Во-первых, о войне. Каменев казался недостаточно категоричен, что проклятую эту войну надо кончить как можно скорей и решительней, – хотя и ни разу не высловился, что её допустимо продолжать. „Это – не народная война, – говорил он на Совещании, – не народами затеяна. Мы хотим взять на себя смелость и гордость первыми в мире сказать, что – довольно! Весь народ России должен сказать слово „мир”… Мы хотим, чтобы наша революция стала орудием скорейшего прекращения мировых страданий…” – как будто очень правильно, но какого-то решающего удара не хватало. Дальше он предлагал давить на Временное правительство, чтоб оно склоняло все воюющие стороны открыть переговоры, – но разве так когда-нибудь дождёшься? И в ответ называли Каменева благодушным мечтателем, чей сон золотой разбудит грохот немецких орудий. Нет! Саша рвался к последней решительности, к огненной идее, как взывали некоторые: перебросить через фронты факел всеобщего восстания! – и только так мы с ней покончим!
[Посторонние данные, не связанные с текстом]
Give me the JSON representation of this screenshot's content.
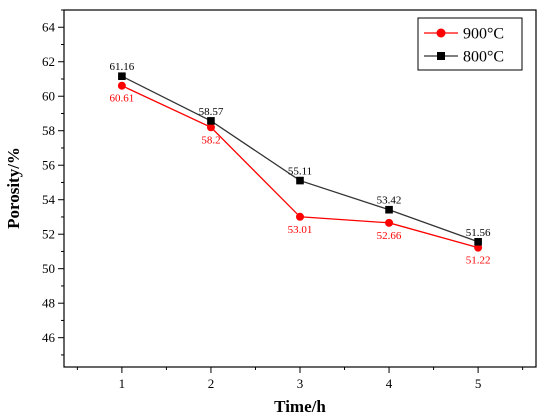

Во-вторых, о Временном правительстве. Хотя Каменев не соглашался с нетерпеливцами, что надо правительство скорей сейчас же непременно свергать, но и доброго слова о нём он не сказал ни одного, а: что оно классово враждебно, и ни одной личности в нём мы не доверяем, и ни движением не поддержим, и ни за что не войдём, и будем всячески его контролировать, – да как же тогда правительству и править? А между тем это наше первое революционное правительство, наше главное завоевание! Вместо того предлагал сплачиваться вокруг Совета – но Совет же не правительство! „Пролетариат должен прийти к власти” – ещё и эта мысль была Саше сильно неясна. Из рабочего класса выдували какое-то новое „Его Величество”, о котором нельзя даже критически выразиться. И это было доказательством известной истины исторического материализма, что формы мышления консервативны и отстают от форм бытия.